Si bien la mayoría de los procesos de fusiones y adquisiciones normalmente no dan prioridad a la ciberseguridad, los procesos de fusiones y adquisiciones suelen centrarse directamente en los problemas de seguridad cibernética cuando surgen problemas conocidos durante o antes de un proceso de fusiones y adquisiciones. En el caso de la adquisición de Yahoo por parte de Verizon, la divulgación de tres violaciones graves de datos dio como resultado una reducción significativa en el precio de compra, así como cambios en los términos clave, incluida la disposición de que el vendedor asumiría la mitad del costo de las responsabilidades futuras que surjan de tales violaciones de datos. En abril de 2019, Verizon y la parte no adquirida de Yahoo dividirían un pago de indemnización de 117 millones de dólares por la violación de datos. En un ejemplo más reciente, la adquisición de Asco por Spirit AeroSystems ha estado pendiente desde 2018. El cierre tardío se debe principalmente a un ataque de ransomware en Asco. En junio de 2019, Asco experimentó un ataque de ransomware que obligó a las fábricas a cerrar temporalmente y finalmente resultó en una reducción del 25% en el precio de compra de los $ 604 millones originales en un 150%.

Tanto en las adquisiciones de Spirit como de Verizon, los problemas de ciberseguridad se abordaron en gran medida mediante una estructura de valoración y negocios que limita las pérdidas financieras pero hace poco para prevenir problemas futuros para un comprador, incluida la pérdida de confianza entre clientes e inversores. Al igual que en las adquisiciones de Spirit y Verizon, los adquirentes suelen utilizar elementos estructurales de una empresa para limitar las pérdidas económicas. Se pueden utilizar varios mecanismos y estructuras, incluidas representaciones, garantías, compensaciones y compras de activos, para transferir de manera efectiva los pasivos económicos directos de un problema de ciberseguridad identificable. Sin embargo, no pueden compensar la mayor pérdida que resultaría del riesgo de reputación o la pérdida de importantes secretos comerciales.

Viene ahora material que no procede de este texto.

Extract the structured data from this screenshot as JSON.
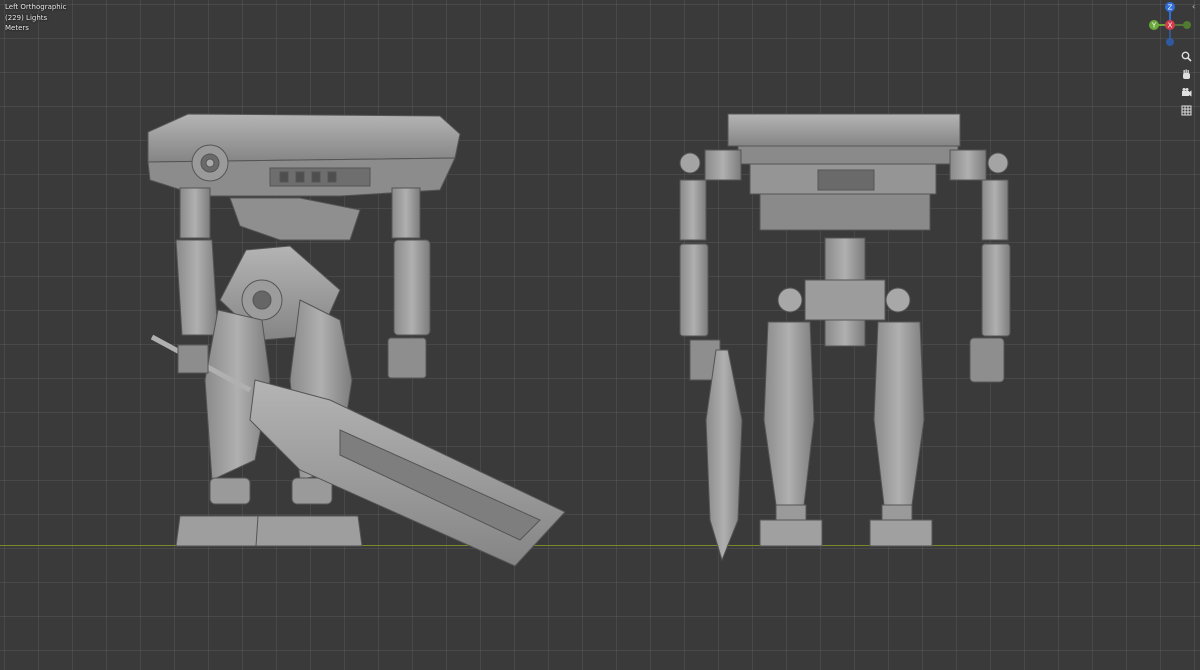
{
  "viewport": {
    "view_name": "Left Orthographic",
    "collection_info": "(229) Lights",
    "units": "Meters",
    "colors": {
      "background": "#3a3a3a",
      "grid": "#4a4a4a",
      "horizon": "#7a8a2a",
      "model": "#9a9a9a"
    }
  },
  "gizmo": {
    "axis_z": "Z",
    "axis_x": "X",
    "axis_y": "Y",
    "colors": {
      "z": "#2f6fd6",
      "x": "#d33a4a",
      "y": "#6aa83a"
    }
  },
  "nav_tools": [
    {
      "icon": "zoom-icon"
    },
    {
      "icon": "hand-pan-icon"
    },
    {
      "icon": "camera-icon"
    },
    {
      "icon": "grid-ortho-icon"
    }
  ],
  "models": [
    {
      "name": "robot-side-view"
    },
    {
      "name": "robot-front-view"
    }
  ]
}
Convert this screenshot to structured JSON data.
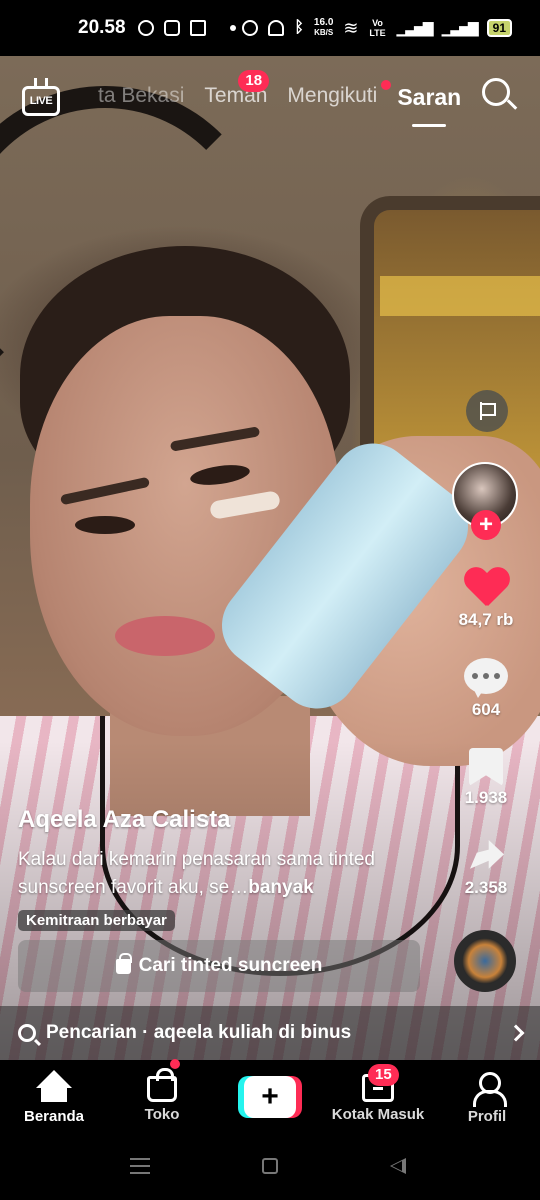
{
  "status_bar": {
    "time": "20.58",
    "left_icons": [
      "whatsapp-icon",
      "instagram-icon",
      "shop-bag-icon",
      "dot-icon"
    ],
    "right_icons": [
      "alarm-icon",
      "mute-icon",
      "bluetooth-icon",
      "network-speed",
      "wifi-icon",
      "volte-icon",
      "signal-icon",
      "signal-icon",
      "battery-icon"
    ],
    "speed_value": "16.0",
    "speed_unit": "KB/S",
    "volte": "Vo LTE",
    "battery": "91"
  },
  "top_nav": {
    "live_label": "LIVE",
    "tabs": [
      {
        "label": "ta Bekasi"
      },
      {
        "label": "Teman",
        "badge": "18"
      },
      {
        "label": "Mengikuti",
        "dot": true
      },
      {
        "label": "Saran",
        "active": true
      }
    ]
  },
  "rail": {
    "like_count": "84,7 rb",
    "comment_count": "604",
    "bookmark_count": "1.938",
    "share_count": "2.358",
    "follow_symbol": "+"
  },
  "caption": {
    "author": "Aqeela Aza Calista",
    "description": "Kalau dari kemarin penasaran sama tinted sunscreen favorit aku, se…",
    "more": "banyak",
    "paid_tag": "Kemitraan berbayar",
    "product_button": "Cari tinted suncreen"
  },
  "search_suggestion": {
    "text": "Pencarian · aqeela kuliah di binus"
  },
  "bottom_nav": {
    "items": [
      {
        "label": "Beranda",
        "active": true
      },
      {
        "label": "Toko",
        "dot": true
      },
      {
        "label": "+"
      },
      {
        "label": "Kotak Masuk",
        "badge": "15"
      },
      {
        "label": "Profil"
      }
    ]
  },
  "colors": {
    "accent": "#fe2c55",
    "accent_cyan": "#25f4ee"
  }
}
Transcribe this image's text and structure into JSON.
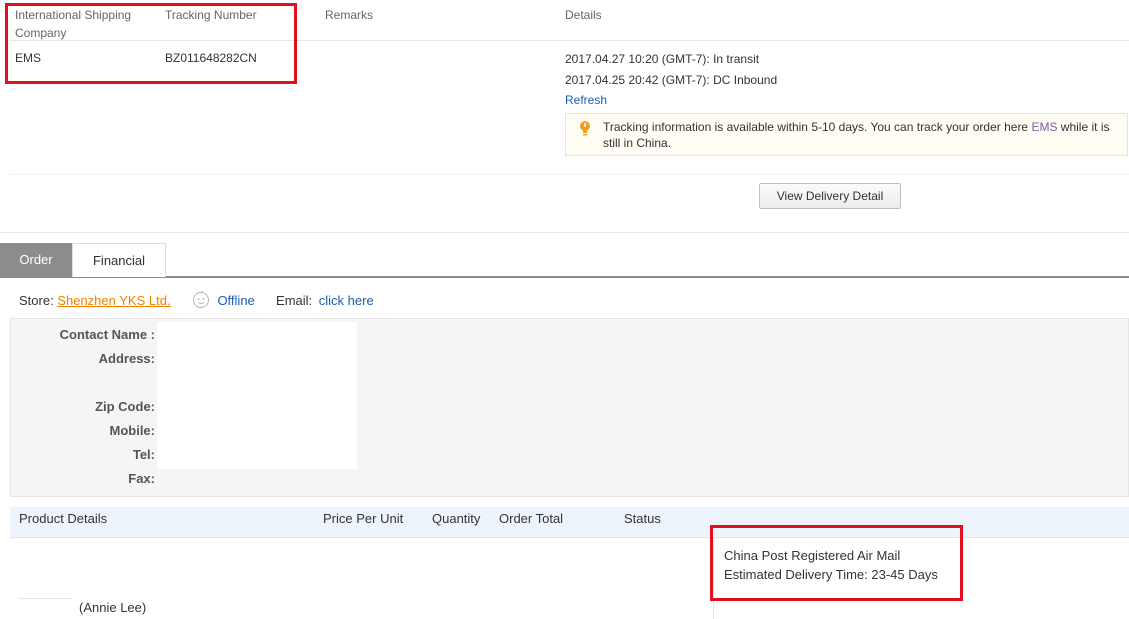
{
  "tracking": {
    "headers": {
      "company": "International Shipping Company",
      "tracking_number": "Tracking Number",
      "remarks": "Remarks",
      "details": "Details"
    },
    "row": {
      "company": "EMS",
      "tracking_number": "BZ011648282CN",
      "events": [
        "2017.04.27 10:20 (GMT-7): In transit",
        "2017.04.25 20:42 (GMT-7): DC Inbound"
      ],
      "refresh_label": "Refresh",
      "notice_prefix": "Tracking information is available within 5-10 days. You can track your order here ",
      "notice_link": "EMS",
      "notice_suffix": " while it is still in China."
    },
    "view_delivery_label": "View Delivery Detail"
  },
  "tabs": [
    {
      "label": "Order",
      "active": true
    },
    {
      "label": "Financial",
      "active": false
    }
  ],
  "store": {
    "label": "Store:",
    "name": "Shenzhen YKS Ltd.",
    "status": "Offline",
    "email_label": "Email:",
    "email_link": "click here"
  },
  "contact": {
    "contact_name_label": "Contact Name :",
    "address_label": "Address:",
    "zip_label": "Zip Code:",
    "mobile_label": "Mobile:",
    "tel_label": "Tel:",
    "fax_label": "Fax:"
  },
  "products": {
    "headers": {
      "details": "Product Details",
      "price": "Price Per Unit",
      "quantity": "Quantity",
      "total": "Order Total",
      "status": "Status"
    },
    "buyer_name": "(Annie Lee)",
    "shipping_method": "China Post Registered Air Mail",
    "delivery_label": "Estimated Delivery Time:",
    "delivery_value": "23-45 Days"
  },
  "colors": {
    "highlight_box": "#e0101f",
    "link_blue": "#1a5db4",
    "store_orange": "#f08200",
    "tab_active": "#8c8c8c",
    "notice_icon": "#f0a020"
  }
}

Los ejemplos de Spirit y Verizon muestran que existe un valor cuantificable asociado con el riesgo de ciberseguridad. Los compradores que no evalúan activamente sus objetivos de fusiones y adquisiciones pueden introducir riesgos en su transacción sin mitigarlos. Dado un marco de tiempo limitado y la naturaleza intrínsecamente opaca de los problemas de ciberseguridad de un objetivo, los adquirentes se beneficiarían enormemente de las soluciones subcontratadas que no requerirían la confianza o la participación de un objetivo.

El alcance de tal evaluación cubre idealmente deficiencias previamente desconocidas en la seguridad y divulgación de los sistemas comerciales y los recursos clave del objetivo, incluidos los datos y los secretos corporativos o la propiedad intelectual. Sin este conocimiento, los adquirentes celebran acuerdos parcialmente ciegos. El mejor curso de acción en la industria, por supuesto, es reducir el riesgo. Agregar esta medida a su evaluación de ciberseguridad es una gran práctica hoy y probablemente un requisito obligatorio en el futuro.